Doktrine göre geri alma, ancak geri alınan işlemin hukuka aykırı olduğunun anlaşılması üzerine tesis edilebilecek bir işlemdir. Hukuka aykırı işlemlerin geri alınması, yalnızca bir yetki değil, aynı zamanda idarenin sorumluluğudur. Zira idarenin kendi eylem ve işlemlerini denetleme yükümlülüğü, hukuka aykırı bir durum tespit edildiğinde, bu işlemin tüm sonuçlarıyla birlikte ortadan kaldırılmasını da gerektirir. Bu yönüyle geri alma, idarenin faaliyetlerinde hukuka uygunluğun idare tarafından doğrudan sağlanmasının da bir aracıdır.

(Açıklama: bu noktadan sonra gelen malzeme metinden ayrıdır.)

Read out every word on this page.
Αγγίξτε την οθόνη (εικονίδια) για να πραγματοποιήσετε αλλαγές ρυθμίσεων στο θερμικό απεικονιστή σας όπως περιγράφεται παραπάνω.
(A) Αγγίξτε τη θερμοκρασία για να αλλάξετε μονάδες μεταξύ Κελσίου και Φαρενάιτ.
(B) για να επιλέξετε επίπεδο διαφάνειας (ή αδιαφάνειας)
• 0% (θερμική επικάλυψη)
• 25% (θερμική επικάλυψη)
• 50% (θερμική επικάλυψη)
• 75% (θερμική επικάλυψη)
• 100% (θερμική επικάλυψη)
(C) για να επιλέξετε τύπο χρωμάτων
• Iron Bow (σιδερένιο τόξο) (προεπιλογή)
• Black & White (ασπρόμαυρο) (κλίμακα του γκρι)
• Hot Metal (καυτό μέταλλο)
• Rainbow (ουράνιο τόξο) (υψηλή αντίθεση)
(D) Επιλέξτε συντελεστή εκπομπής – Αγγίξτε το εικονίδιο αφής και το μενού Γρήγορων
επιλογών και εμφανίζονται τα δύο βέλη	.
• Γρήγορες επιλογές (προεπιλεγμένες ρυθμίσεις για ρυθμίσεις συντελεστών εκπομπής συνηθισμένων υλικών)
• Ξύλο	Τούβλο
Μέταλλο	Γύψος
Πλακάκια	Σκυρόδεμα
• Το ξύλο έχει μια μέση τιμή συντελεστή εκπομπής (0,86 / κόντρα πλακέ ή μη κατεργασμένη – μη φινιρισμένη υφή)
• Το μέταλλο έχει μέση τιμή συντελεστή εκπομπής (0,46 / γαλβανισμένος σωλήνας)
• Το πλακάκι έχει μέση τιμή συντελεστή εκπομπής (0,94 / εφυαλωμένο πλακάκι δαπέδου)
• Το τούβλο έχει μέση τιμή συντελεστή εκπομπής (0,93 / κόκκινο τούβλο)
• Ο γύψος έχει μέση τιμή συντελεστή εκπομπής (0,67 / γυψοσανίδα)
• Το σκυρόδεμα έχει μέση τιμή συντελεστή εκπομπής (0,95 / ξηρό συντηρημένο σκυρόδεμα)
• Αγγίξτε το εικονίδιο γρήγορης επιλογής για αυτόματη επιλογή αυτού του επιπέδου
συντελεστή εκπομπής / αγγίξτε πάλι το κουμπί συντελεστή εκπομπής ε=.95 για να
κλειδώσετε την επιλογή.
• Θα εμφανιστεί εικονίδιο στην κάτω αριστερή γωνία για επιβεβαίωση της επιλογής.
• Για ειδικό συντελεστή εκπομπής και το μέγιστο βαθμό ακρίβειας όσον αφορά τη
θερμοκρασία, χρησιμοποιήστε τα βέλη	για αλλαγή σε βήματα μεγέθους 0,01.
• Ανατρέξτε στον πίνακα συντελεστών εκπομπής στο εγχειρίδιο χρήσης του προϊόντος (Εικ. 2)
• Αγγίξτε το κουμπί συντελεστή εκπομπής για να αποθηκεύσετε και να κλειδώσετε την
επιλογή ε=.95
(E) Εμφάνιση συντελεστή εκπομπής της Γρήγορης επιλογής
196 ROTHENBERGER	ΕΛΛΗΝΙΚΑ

İdari işlemin geri alınması hususunda en önemli kriterlerden biri, geri almaya konu işlemin kazanılmış haklara zarar vermemesi ve farklı mağduriyetlere yol açmamasıdır. Geri almaya konu işlem sonucunda bireylerin kazanılmış bir hak elde etmesi halinde, idari işlemin geri alınması hukuka aykırılıkları gündeme getirebilmektedir. Bu kapsamda idarenin geri alma yetkisinin sınırlı olduğunu söylemek mümkündür. Ancak kazanılmış bir hak söz konusu değilse ilgili idari işlemin geri alınmasına ilişkin yetkilerin daha geniş olabileceğini söylemek mümkün olacaktır. Bu duruma örnek olarak, usule aykırı şekilde verilmiş bir ruhsatın, kazanılmış hak oluşturmadığı takdirde geri alınması halinde, söz konusu idari işlem hukuk düzeninde baştan itibaren hiç doğmamış sayılacaktır.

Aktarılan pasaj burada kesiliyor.